I tried reducing stress and tension, also increasing soft and clear vocal modes, but I still get sibilance with Kevin, with S and Z even with P, K, T, D (I don’t know if it’s called sibilance for these or something else).
The best way is to reduce the duration of the sibilant consonant but most of the time I don’t like how it’s pronounced.
Strangely render quality affects sibilance negatively. “Prefer Quality” is more sibilant than “Prefer Speed”.
I haven’t experimented with rendering and processing the aspiration separately. Does it work? What is your workflow?

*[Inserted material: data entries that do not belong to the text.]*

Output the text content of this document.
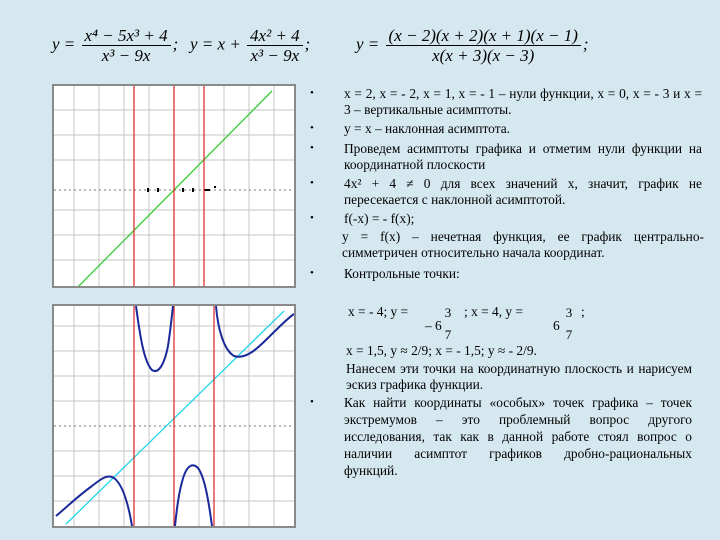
$y = \frac{\text{x⁴ − 5x³ + 4}}{\text{x³ − 9x}}$ ; $y = x + \frac{\text{4x² + 4}}{\text{x³ − 9x}}$ ;	$y = \frac{(x - 2)(x + 2)(x + 1)(x - 1)}{x(x + 3)(x - 3)}$ ;
•	x = 2, x = - 2, x = 1, x = - 1 – нули функции, x = 0, x = - 3 и x = 3 – вертикальные асимптоты.
•	y = x – наклонная асимптота.
•	Проведем асимптоты графика и отметим нули функции на координатной плоскости
•	4x² + 4 ≠ 0 для всех значений x, значит, график не пересекается с наклонной асимптотой.
•	f(-x) = - f(x);
y = f(x) – нечетная функция, ее график центрально-симметричен относительно начала координат.
•	Контрольные точки:
x = - 4; y =
– 6
3
7
; x = 4, y =
6
3
7
;
x = 1,5, y ≈ 2/9; x = - 1,5; y ≈ - 2/9.
Нанесем эти точки на координатную плоскость и нарисуем эскиз графика функции.
• Как найти координаты «особых» точек графика – точек экстремумов – это проблемный вопрос другого исследования, так как в данной работе стоял вопрос о наличии асимптот графиков дробно-рациональных функций.
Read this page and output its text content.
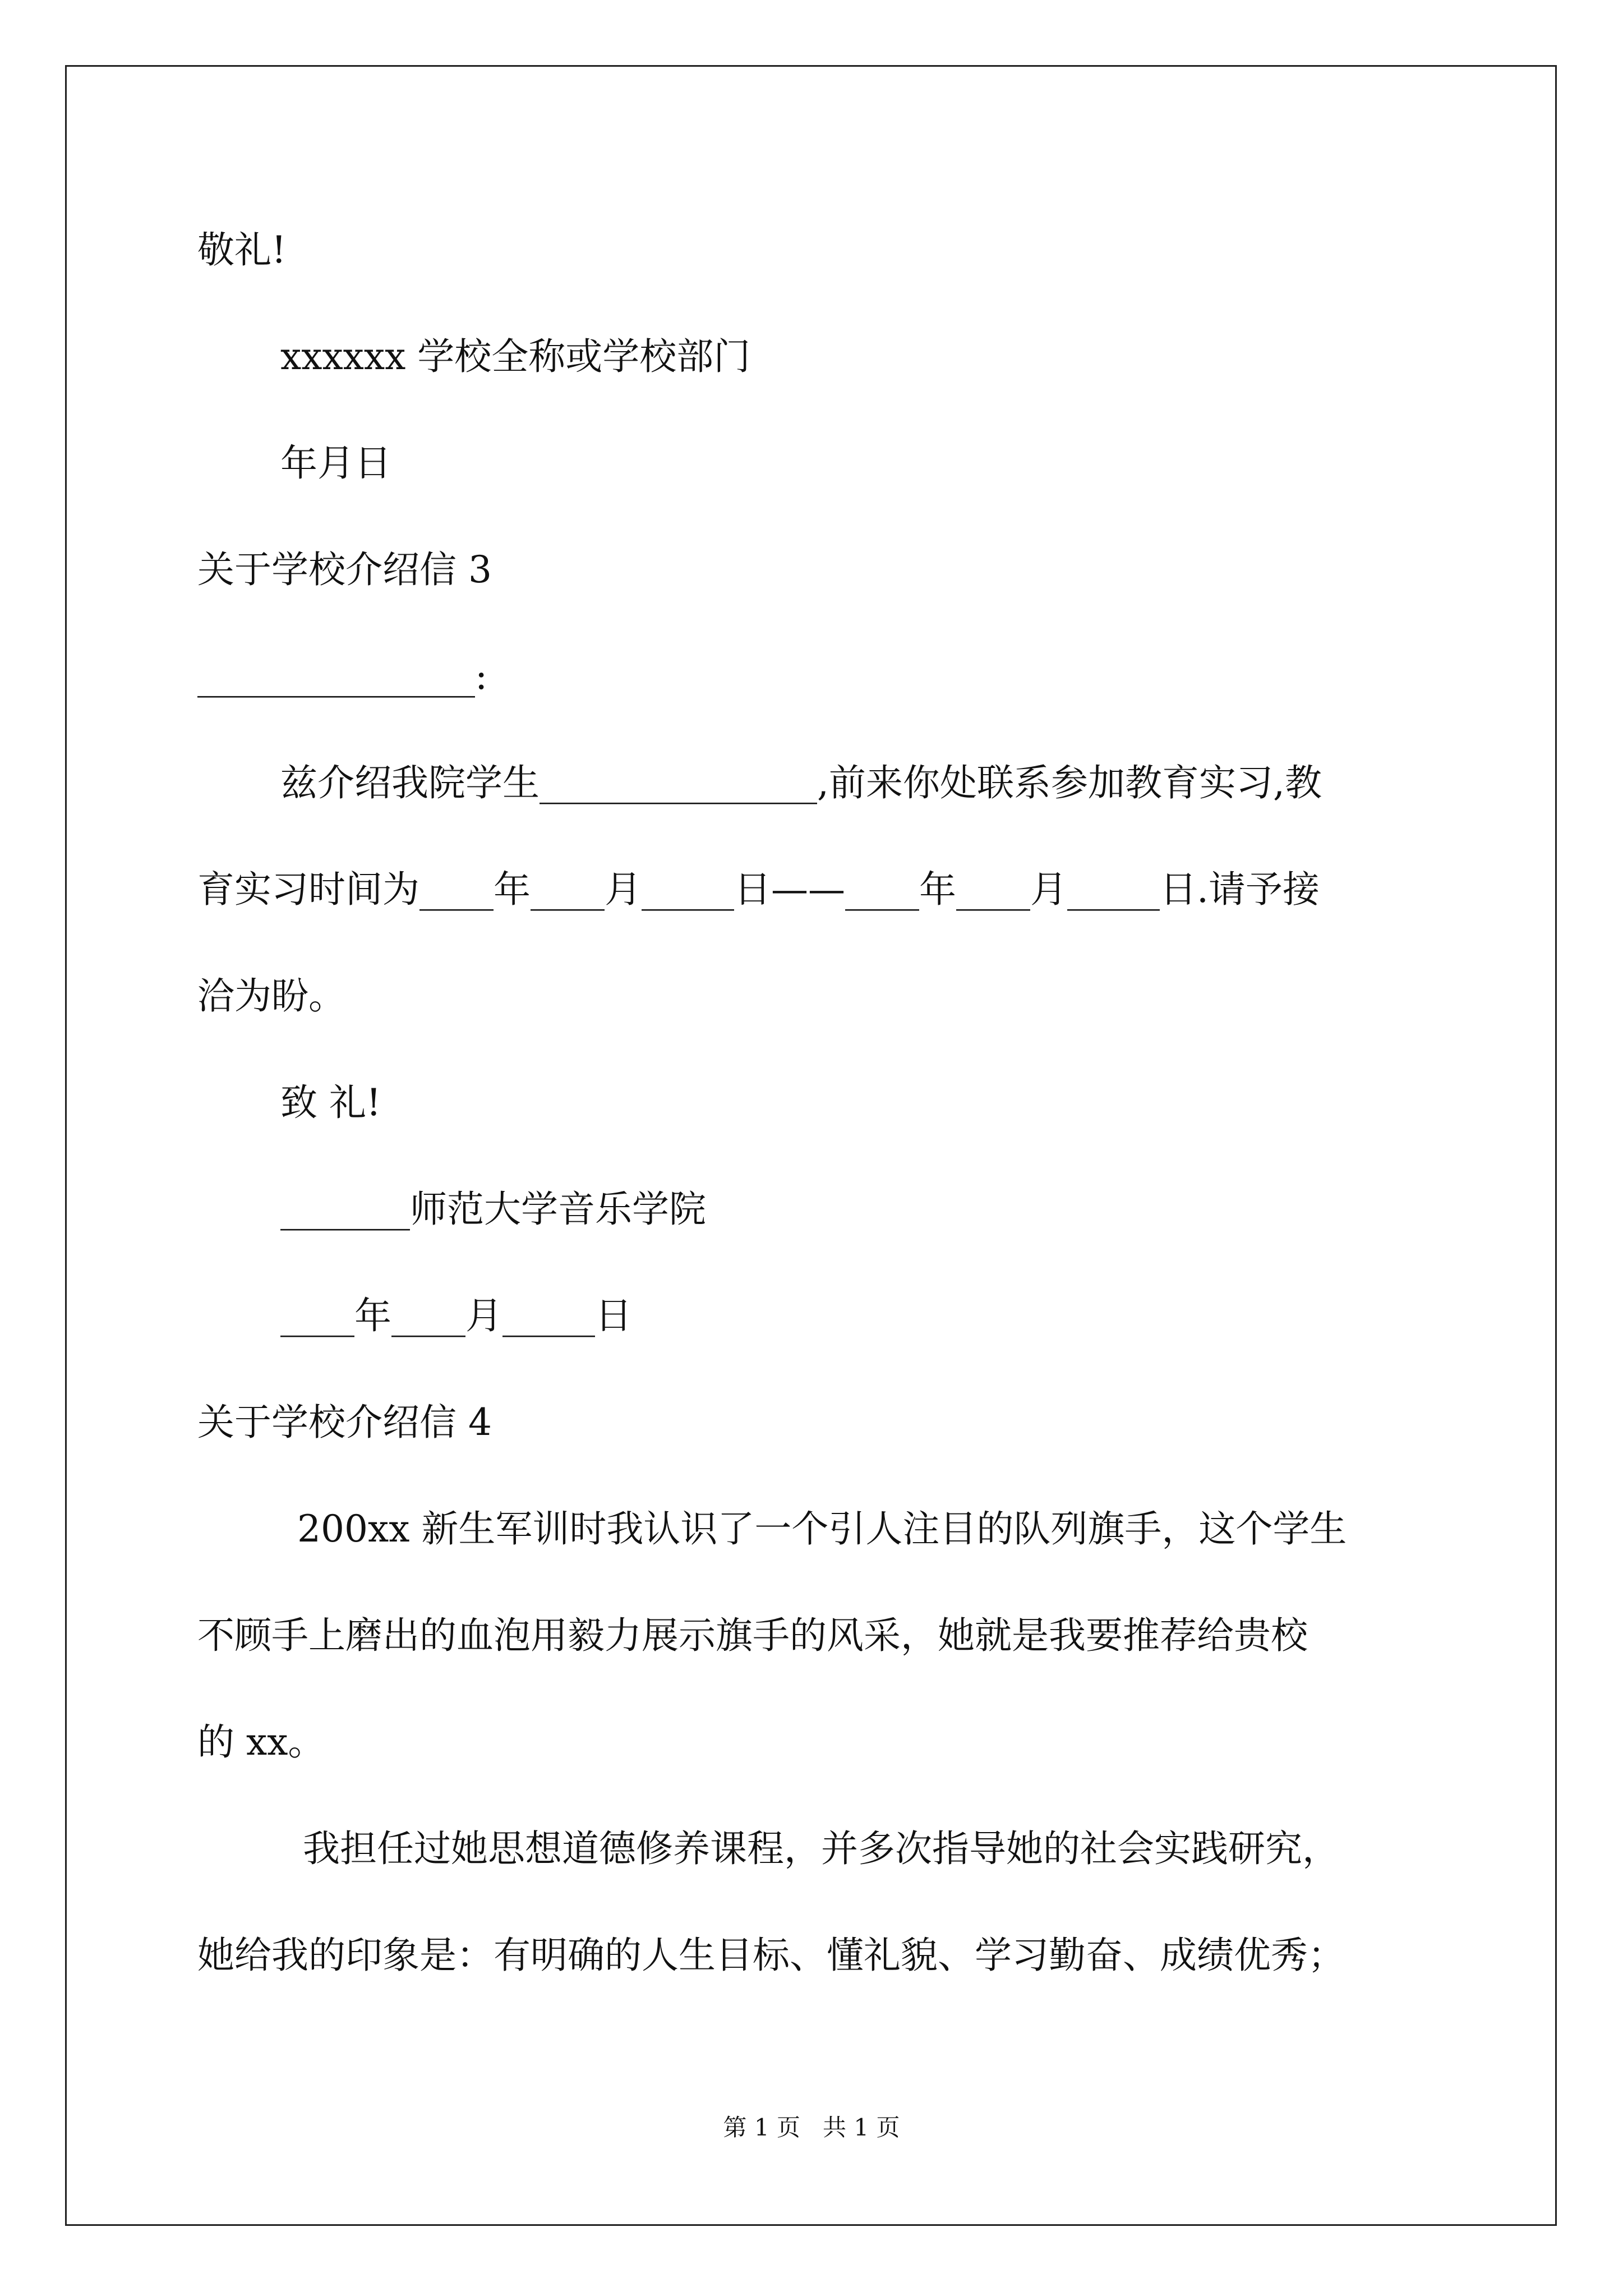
敬礼!

xxxxxx 学校全称或学校部门

年月日

关于学校介绍信 3

_______________:

兹介绍我院学生_______________,前来你处联系参加教育实习,教

育实习时间为____年____月_____日——____年____月_____日.请予接

洽为盼。

致 礼!

_______师范大学音乐学院

____年____月_____日

关于学校介绍信 4

200xx 新生军训时我认识了一个引人注目的队列旗手，这个学生

不顾手上磨出的血泡用毅力展示旗手的风采，她就是我要推荐给贵校

的 xx。

我担任过她思想道德修养课程，并多次指导她的社会实践研究，

她给我的印象是：有明确的人生目标、懂礼貌、学习勤奋、成绩优秀；

第 1 页   共 1 页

The simplest answer is to export the aspirant sounds separately, then recombine things after you’ve adjusted the levels of each component in isolation.
Don’t forget to use a de-esser just like you would with any other vocal recording. Of course, targeting the correct frequencies is much simpler when the aspirant sounds are isolated.

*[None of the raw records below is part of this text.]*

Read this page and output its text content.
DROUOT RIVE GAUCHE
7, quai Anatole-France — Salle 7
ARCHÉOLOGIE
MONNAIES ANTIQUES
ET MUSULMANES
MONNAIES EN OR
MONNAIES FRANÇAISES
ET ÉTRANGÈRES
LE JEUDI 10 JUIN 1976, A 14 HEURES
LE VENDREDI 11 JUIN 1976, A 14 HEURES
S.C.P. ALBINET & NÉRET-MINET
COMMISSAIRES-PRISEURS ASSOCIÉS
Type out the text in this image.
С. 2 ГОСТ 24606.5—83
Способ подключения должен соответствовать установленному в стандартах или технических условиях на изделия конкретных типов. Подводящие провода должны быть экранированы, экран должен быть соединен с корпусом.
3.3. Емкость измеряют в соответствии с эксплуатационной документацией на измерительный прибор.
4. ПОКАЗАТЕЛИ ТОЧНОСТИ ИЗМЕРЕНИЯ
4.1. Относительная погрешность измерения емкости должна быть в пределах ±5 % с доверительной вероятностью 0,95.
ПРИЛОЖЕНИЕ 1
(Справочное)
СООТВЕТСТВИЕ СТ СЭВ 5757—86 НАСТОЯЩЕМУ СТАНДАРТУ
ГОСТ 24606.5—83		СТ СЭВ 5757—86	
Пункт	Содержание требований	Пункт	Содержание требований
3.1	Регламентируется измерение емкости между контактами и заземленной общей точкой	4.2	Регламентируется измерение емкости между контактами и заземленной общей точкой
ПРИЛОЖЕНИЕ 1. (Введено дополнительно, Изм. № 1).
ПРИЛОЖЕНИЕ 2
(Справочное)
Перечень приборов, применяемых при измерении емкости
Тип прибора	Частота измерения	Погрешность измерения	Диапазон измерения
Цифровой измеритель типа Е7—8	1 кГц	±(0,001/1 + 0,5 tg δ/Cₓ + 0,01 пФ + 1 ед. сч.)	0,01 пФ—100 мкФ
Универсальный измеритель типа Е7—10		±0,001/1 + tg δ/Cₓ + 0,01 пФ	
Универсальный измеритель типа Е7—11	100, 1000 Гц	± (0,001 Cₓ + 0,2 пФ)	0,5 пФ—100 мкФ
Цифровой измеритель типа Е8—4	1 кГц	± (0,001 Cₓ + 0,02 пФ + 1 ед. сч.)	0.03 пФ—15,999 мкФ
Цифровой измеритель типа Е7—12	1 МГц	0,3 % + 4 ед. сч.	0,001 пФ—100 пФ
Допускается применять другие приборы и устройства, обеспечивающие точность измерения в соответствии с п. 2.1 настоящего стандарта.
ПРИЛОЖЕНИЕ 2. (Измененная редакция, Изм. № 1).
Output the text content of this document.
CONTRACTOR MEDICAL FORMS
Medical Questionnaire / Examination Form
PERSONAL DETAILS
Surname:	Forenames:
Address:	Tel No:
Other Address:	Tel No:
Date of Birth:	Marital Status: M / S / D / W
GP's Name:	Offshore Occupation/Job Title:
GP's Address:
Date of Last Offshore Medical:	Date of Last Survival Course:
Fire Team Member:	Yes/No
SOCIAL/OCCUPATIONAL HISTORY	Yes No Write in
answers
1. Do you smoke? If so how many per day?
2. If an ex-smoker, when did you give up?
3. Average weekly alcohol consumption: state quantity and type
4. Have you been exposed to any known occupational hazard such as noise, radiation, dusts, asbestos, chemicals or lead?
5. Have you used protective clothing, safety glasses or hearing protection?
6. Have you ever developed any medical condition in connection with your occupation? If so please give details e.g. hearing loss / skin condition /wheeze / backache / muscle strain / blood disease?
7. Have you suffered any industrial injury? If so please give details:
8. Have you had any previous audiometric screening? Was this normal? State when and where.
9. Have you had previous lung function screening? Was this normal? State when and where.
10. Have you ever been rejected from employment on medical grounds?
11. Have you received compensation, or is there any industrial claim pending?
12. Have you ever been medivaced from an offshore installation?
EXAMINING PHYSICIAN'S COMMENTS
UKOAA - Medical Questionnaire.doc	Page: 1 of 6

The other sounds you’re referring to are mostly plosives. They tend to be less problematic than sibilance, but you can tackle them with small dips in the Loudness parameter, as well as any of the usual techniques you’d apply to human vocals.

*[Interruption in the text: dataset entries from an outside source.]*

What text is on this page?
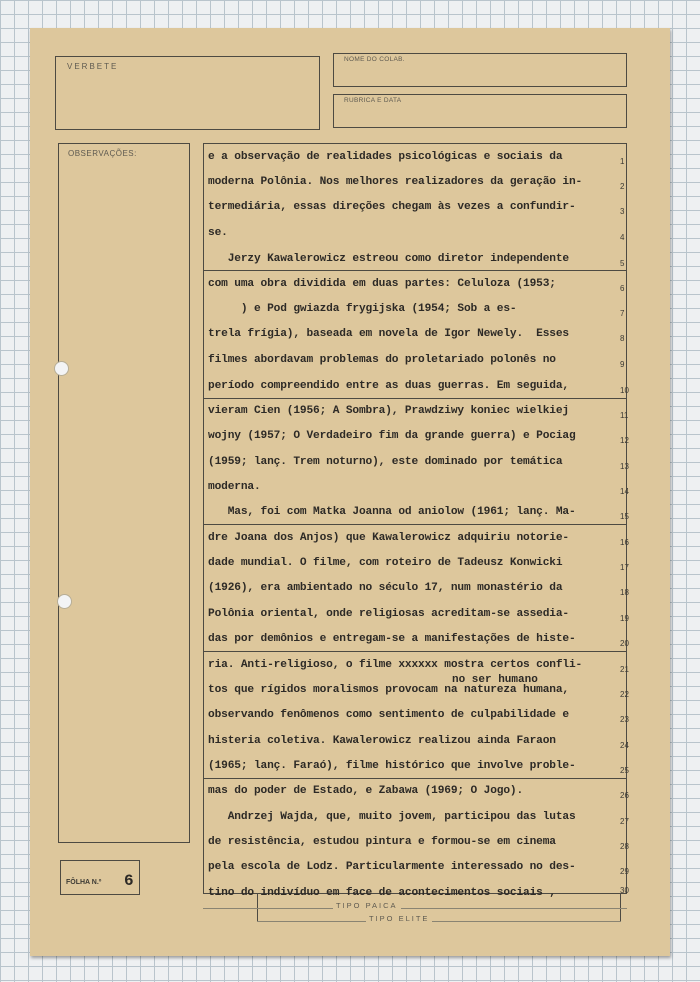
VERBETE
NOME DO COLAB.
RUBRICA E DATA
OBSERVAÇÕES:
FÔLHA N.º 6
TIPO PAICA
TIPO ELITE
e a observação de realidades psicológicas e sociais da
moderna Polônia. Nos melhores realizadores da geração in-
termediária, essas direções chegam às vezes a confundir-
se.
Jerzy Kawalerowicz estreou como diretor independente
com uma obra dividida em duas partes: Celuloza (1953;
) e Pod gwiazda frygijska (1954; Sob a es-
trela frígia), baseada em novela de Igor Newely.  Esses
filmes abordavam problemas do proletariado polonês no
período compreendido entre as duas guerras. Em seguida,
vieram Cien (1956; A Sombra), Prawdziwy koniec wielkiej
wojny (1957; O Verdadeiro fim da grande guerra) e Pociag
(1959; lanç. Trem noturno), este dominado por temática
moderna.
Mas, foi com Matka Joanna od aniolow (1961; lanç. Ma-
dre Joana dos Anjos) que Kawalerowicz adquiriu notorie-
dade mundial. O filme, com roteiro de Tadeusz Konwicki
(1926), era ambientado no século 17, num monastério da
Polônia oriental, onde religiosas acreditam-se assedia-
das por demônios e entregam-se a manifestações de histe-
ria. Anti-religioso, o filme xxxxxx mostra certos confli-
tos que rígidos moralismos provocam na natureza humana,
observando fenômenos como sentimento de culpabilidade e
histeria coletiva. Kawalerowicz realizou ainda Faraon
(1965; lanç. Faraó), filme histórico que involve proble-
mas do poder de Estado, e Zabawa (1969; O Jogo).
Andrzej Wajda, que, muito jovem, participou das lutas
de resistência, estudou pintura e formou-se em cinema
pela escola de Lodz. Particularmente interessado no des-
tino do indivíduo em face de acontecimentos sociais ,
no ser humano
1
2
3
4
5
6
7
8
9
10
11
12
13
14
15
16
17
18
19
20
21
22
23
24
25
26
27
28
29
30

You could always try higher sample rates when saving and/or having a small gap between the words where the sibilance appears, but sometimes I have to use Soundforge with the smooth tool on the ‘sssss’ bits and RX10 de-click helps as well.
Sample rate is linked to the DAW project sample rate, so I can’t change it. Also I’m not sure how it will help to reduce sibilance.
I found that the most effective way to reduce sibilance is by minimizing breathiness to approximately -0.500. It works great. Do you think there is a drawback with this approach?
A further few thoughts on this. I find that Harrison AVA Vocal flow has one of the best De-essers if you can get it cheap enough. it might also be worth running the vocal track (MAKE BACKUPS) through a de-clicker.